As with any power metal album, the check down point arrives here on “Lost Without a Trace”, a mid-tempo quasi ballad (quasi, since there are too many progressions going on to make it a pure ballad) where Timo Kotipelto sings practically naked to acoustic spools and Lauri Porra’s dabbling bass plunks on the verses. Expectedly, the choruses rise from all stations and induce ear-pleasing harmony. Jens Johannson leads off the brisk, toe-tapping “Feeding The Fire” as Timo Kotipelto muses about the state of the world, and Johannson also glides into the following track “In My Line of Work”, which asserts itself as a bass-drenched power packer.

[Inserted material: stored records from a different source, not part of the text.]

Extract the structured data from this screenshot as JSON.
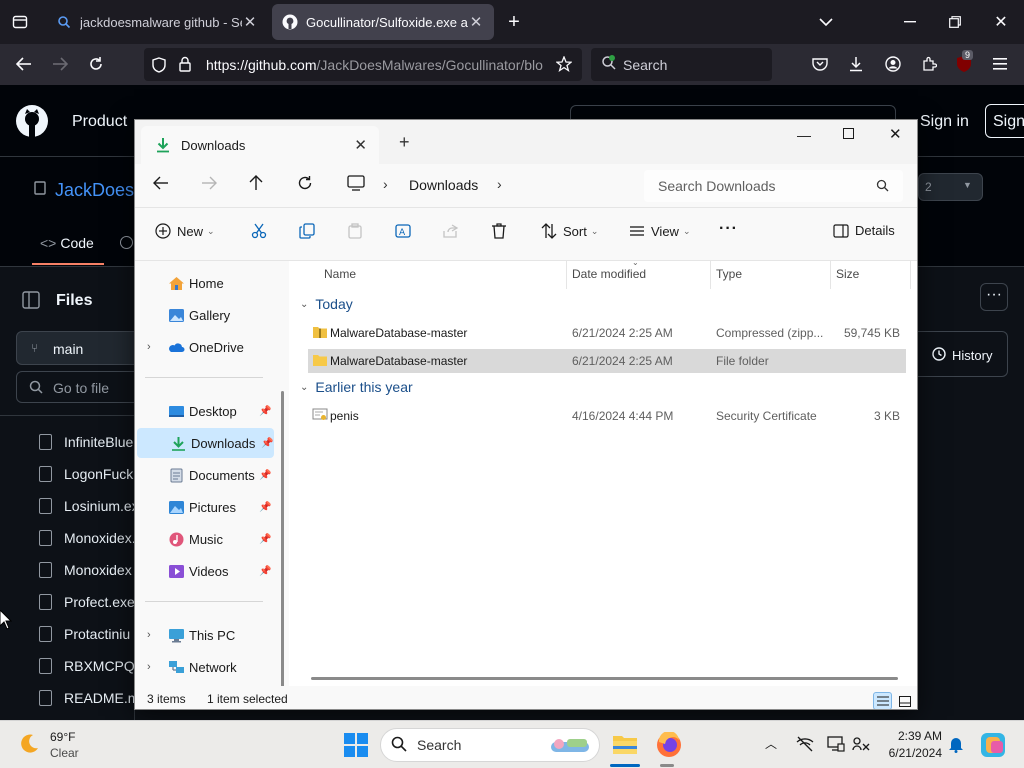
{
  "browser": {
    "tabs": [
      {
        "title": "jackdoesmalware github - Sear",
        "active": false
      },
      {
        "title": "Gocullinator/Sulfoxide.exe at m",
        "active": true
      }
    ],
    "url_host": "https://github.com",
    "url_path": "/JackDoesMalwares/Gocullinator/blo",
    "search_placeholder": "Search",
    "extension_badge": "9"
  },
  "github": {
    "nav_product": "Product",
    "sign_in": "Sign in",
    "sign_up": "Sign",
    "repo_owner": "JackDoes",
    "code_tab": "Code",
    "files_title": "Files",
    "branch": "main",
    "goto_file_placeholder": "Go to file",
    "history_label": "History",
    "count_badge": "2",
    "files": [
      "InfiniteBlue.",
      "LogonFuck.",
      "Losinium.ex",
      "Monoxidex.",
      "Monoxidex",
      "Profect.exe",
      "Protactiniu",
      "RBXMCPQK",
      "README.m"
    ]
  },
  "explorer": {
    "tab_title": "Downloads",
    "breadcrumb": "Downloads",
    "search_placeholder": "Search Downloads",
    "toolbar": {
      "new": "New",
      "sort": "Sort",
      "view": "View",
      "more": "···",
      "details": "Details"
    },
    "nav": {
      "home": "Home",
      "gallery": "Gallery",
      "onedrive": "OneDrive",
      "desktop": "Desktop",
      "downloads": "Downloads",
      "documents": "Documents",
      "pictures": "Pictures",
      "music": "Music",
      "videos": "Videos",
      "thispc": "This PC",
      "network": "Network"
    },
    "columns": {
      "name": "Name",
      "date": "Date modified",
      "type": "Type",
      "size": "Size"
    },
    "groups": [
      {
        "label": "Today",
        "rows": [
          {
            "name": "MalwareDatabase-master",
            "date": "6/21/2024 2:25 AM",
            "type": "Compressed (zipp...",
            "size": "59,745 KB",
            "icon": "zip-folder-icon",
            "selected": false
          },
          {
            "name": "MalwareDatabase-master",
            "date": "6/21/2024 2:25 AM",
            "type": "File folder",
            "size": "",
            "icon": "folder-icon",
            "selected": true
          }
        ]
      },
      {
        "label": "Earlier this year",
        "rows": [
          {
            "name": "penis",
            "date": "4/16/2024 4:44 PM",
            "type": "Security Certificate",
            "size": "3 KB",
            "icon": "certificate-icon",
            "selected": false
          }
        ]
      }
    ],
    "status": {
      "items": "3 items",
      "selected": "1 item selected"
    }
  },
  "taskbar": {
    "weather_temp": "69°F",
    "weather_desc": "Clear",
    "search_placeholder": "Search",
    "time": "2:39 AM",
    "date": "6/21/2024"
  },
  "colors": {
    "accent": "#0078d4",
    "selected_row": "#d9d9d9",
    "nav_selected": "#cce8ff",
    "folder": "#f7c948"
  }
}
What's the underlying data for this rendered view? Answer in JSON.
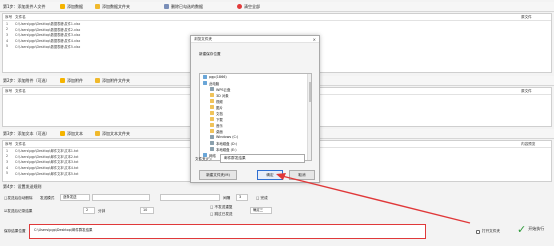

While many of the album’s songs restrict themselves to around four minutes, you’re not off the hook that easily, as the album wraps with the eleven minute “The Lost Saga”, one of STRATOVARIUS’s richest, if indulgent, epics. As a choir announces the stomp-filled voyage, Rolf Pilve and Lauri Porra provide a massive engine to drive Matias Kupiainen’s hectic strumming and Jens Johannson’s scale flogging. A spike in tempo opens the door for Kupiainen and Johannson to freak out on their instruments, but expectedly, the song takes a lingering suspension from the full-on thrust to rebuild itself toward a massive finish and closeout hymn.
STRATOVARIUS engineers another detailed and often snappy album. There are no surprises to “Eternal”, only by the numbers power metal soaked with the band’s usual opulence and professionalism. Frankly, there are so many symphonic metal albums matching “Eternal”’s sense of aesthetics it’s bound to get lost outside of the band’s core followers. For all the work going into this collection, that’s a shame.